I spent some time looking at LeWitt’s wall drawings this weekend at Dia: Beacon, and this passage from media theorist Boris Groys’s In The Flow came to mind:
Radical avant-gardists, from Malevich and Mondrian to Sol LeWitt and Donald Judd, practiced their art according to machine-like programmes in which deviation and variance were contained by the generative laws of their respective projects. However, these programmes were internally different from any ‘real’ programme, because they were neither utilitarian nor instrumentalizing. Our real social, political, and technical programmes are oriented toward achieving a certain goal - and they are judged according to their efficiency or ability to achieve this goal. Art programmes and machines, however, are not teleologically oriented. They have no definite goals; they simply go on and on.
If instruction-based techniques become art through intentional non-utility, programming languages become theoretical or esoteric through similar means; they give up practicality in the pursuit of exploration and experimentation.

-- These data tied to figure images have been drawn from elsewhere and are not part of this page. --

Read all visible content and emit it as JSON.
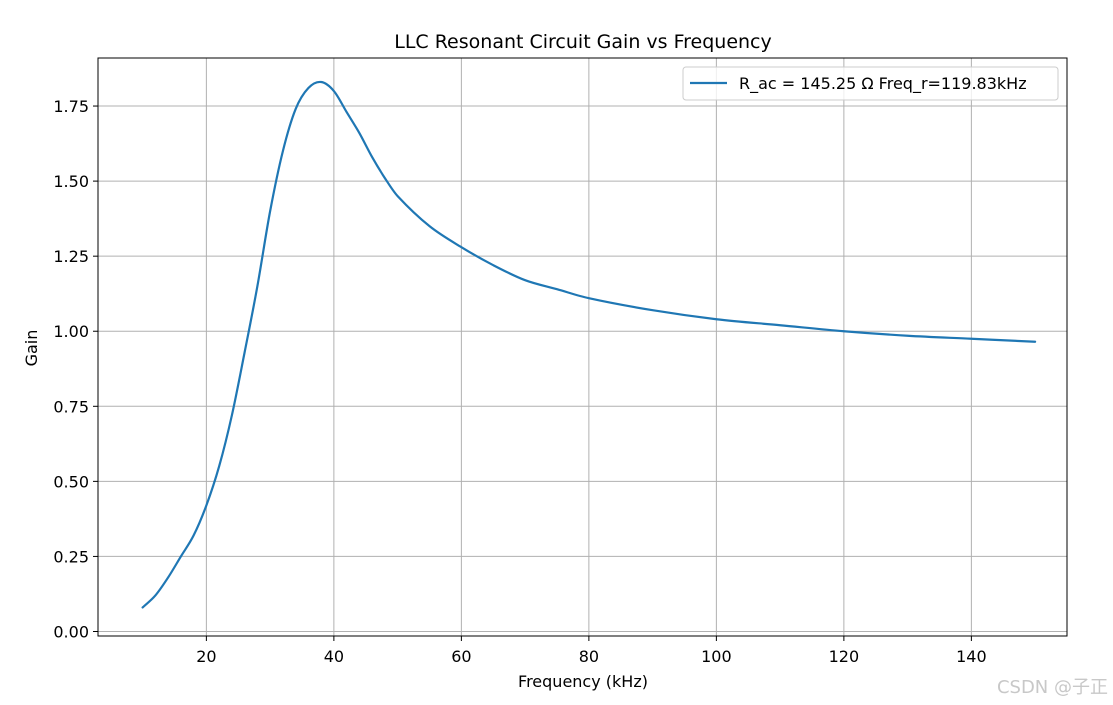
{
  "chart_data": {
    "type": "line",
    "title": "LLC Resonant Circuit Gain vs Frequency",
    "xlabel": "Frequency (kHz)",
    "ylabel": "Gain",
    "xlim": [
      3,
      155
    ],
    "ylim": [
      -0.015,
      1.91
    ],
    "xticks": [
      20,
      40,
      60,
      80,
      100,
      120,
      140
    ],
    "xtick_labels": [
      "20",
      "40",
      "60",
      "80",
      "100",
      "120",
      "140"
    ],
    "yticks": [
      0.0,
      0.25,
      0.5,
      0.75,
      1.0,
      1.25,
      1.5,
      1.75
    ],
    "ytick_labels": [
      "0.00",
      "0.25",
      "0.50",
      "0.75",
      "1.00",
      "1.25",
      "1.50",
      "1.75"
    ],
    "grid": true,
    "legend_position": "top-right",
    "series": [
      {
        "name": "R_ac = 145.25 Ω Freq_r=119.83kHz",
        "color": "#1f77b4",
        "x": [
          10,
          12,
          14,
          16,
          18,
          20,
          22,
          24,
          26,
          28,
          30,
          32,
          34,
          36,
          38,
          40,
          42,
          44,
          46,
          48,
          50,
          55,
          60,
          65,
          70,
          75,
          80,
          90,
          100,
          110,
          120,
          130,
          140,
          150
        ],
        "y": [
          0.08,
          0.12,
          0.18,
          0.25,
          0.32,
          0.42,
          0.55,
          0.72,
          0.93,
          1.15,
          1.4,
          1.6,
          1.74,
          1.81,
          1.83,
          1.8,
          1.73,
          1.66,
          1.58,
          1.51,
          1.45,
          1.35,
          1.28,
          1.22,
          1.17,
          1.14,
          1.11,
          1.07,
          1.04,
          1.02,
          1.0,
          0.985,
          0.975,
          0.965
        ]
      }
    ]
  },
  "watermark": "CSDN @子正"
}
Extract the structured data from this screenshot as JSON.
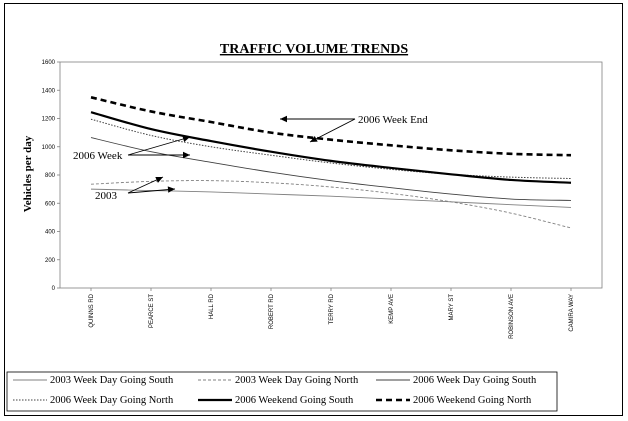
{
  "chart_data": {
    "type": "line",
    "title": "TRAFFIC VOLUME TRENDS",
    "xlabel": "",
    "ylabel": "Vehicles per day",
    "ylim": [
      0,
      1600
    ],
    "yticks": [
      0,
      200,
      400,
      600,
      800,
      1000,
      1200,
      1400,
      1600
    ],
    "categories": [
      "QUINNS RD",
      "PEARCE ST",
      "HALL RD",
      "ROBERT RD",
      "TERRY RD",
      "KEMP AVE",
      "MARY ST",
      "ROBINSON AVE",
      "CAMIRA WAY"
    ],
    "grid": "horizontal-top-only",
    "legend_placement": "bottom",
    "series": [
      {
        "name": "2003 Week Day Going South",
        "style": "thin-solid",
        "color": "#808080",
        "values": [
          700,
          690,
          680,
          665,
          650,
          630,
          610,
          590,
          570
        ]
      },
      {
        "name": "2003 Week Day Going North",
        "style": "thin-dashed",
        "color": "#808080",
        "values": [
          735,
          755,
          760,
          745,
          715,
          670,
          610,
          530,
          425
        ]
      },
      {
        "name": "2006 Week Day Going South",
        "style": "thin-solid",
        "color": "#404040",
        "values": [
          1065,
          965,
          890,
          820,
          760,
          710,
          665,
          630,
          620
        ]
      },
      {
        "name": "2006 Week Day Going North",
        "style": "thin-dotted",
        "color": "#404040",
        "values": [
          1195,
          1080,
          1000,
          940,
          885,
          840,
          805,
          785,
          775
        ]
      },
      {
        "name": "2006 Weekend Going South",
        "style": "thick-solid",
        "color": "#000000",
        "values": [
          1245,
          1125,
          1040,
          965,
          900,
          850,
          805,
          765,
          745
        ]
      },
      {
        "name": "2006 Weekend Going North",
        "style": "thick-dashed",
        "color": "#000000",
        "values": [
          1350,
          1250,
          1175,
          1100,
          1050,
          1010,
          975,
          950,
          940
        ]
      }
    ],
    "annotations": [
      "2006 Week End",
      "2006 Week",
      "2003"
    ]
  }
}
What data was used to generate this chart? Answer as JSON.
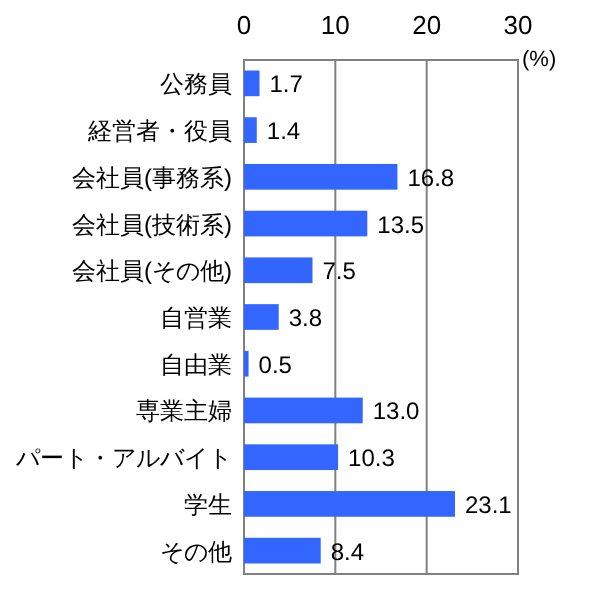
{
  "chart_data": {
    "type": "bar",
    "orientation": "horizontal",
    "xlabel": "(%)",
    "categories": [
      "公務員",
      "経営者・役員",
      "会社員(事務系)",
      "会社員(技術系)",
      "会社員(その他)",
      "自営業",
      "自由業",
      "専業主婦",
      "パート・アルバイト",
      "学生",
      "その他"
    ],
    "values": [
      1.7,
      1.4,
      16.8,
      13.5,
      7.5,
      3.8,
      0.5,
      13.0,
      10.3,
      23.1,
      8.4
    ],
    "value_labels": [
      "1.7",
      "1.4",
      "16.8",
      "13.5",
      "7.5",
      "3.8",
      "0.5",
      "13.0",
      "10.3",
      "23.1",
      "8.4"
    ],
    "color": "#3366ff",
    "xlim": [
      0,
      30
    ],
    "xticks": [
      0,
      10,
      20,
      30
    ],
    "grid": "x"
  }
}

Since it is not easy for us to use them to program, we’re forced to take a step back and consider why the language is this way, what the work is saying.
If we think of LeWitt’s pieces as code and performance, perhaps the most relevant of his works to esolangs are the pieces that refer to instructions themselves, such as Wall Drawing #248 (above) from Dia’s collection. These are not truly quines (the writing that appears in the piece are not the instructions for drawing the work), but they are instruction-like enough to create self-referentiality and a mix of instruction and performance (the lines) on the same plane. There is no way to consider the work purely aesthetically, the words force us to consider their conceptual framework.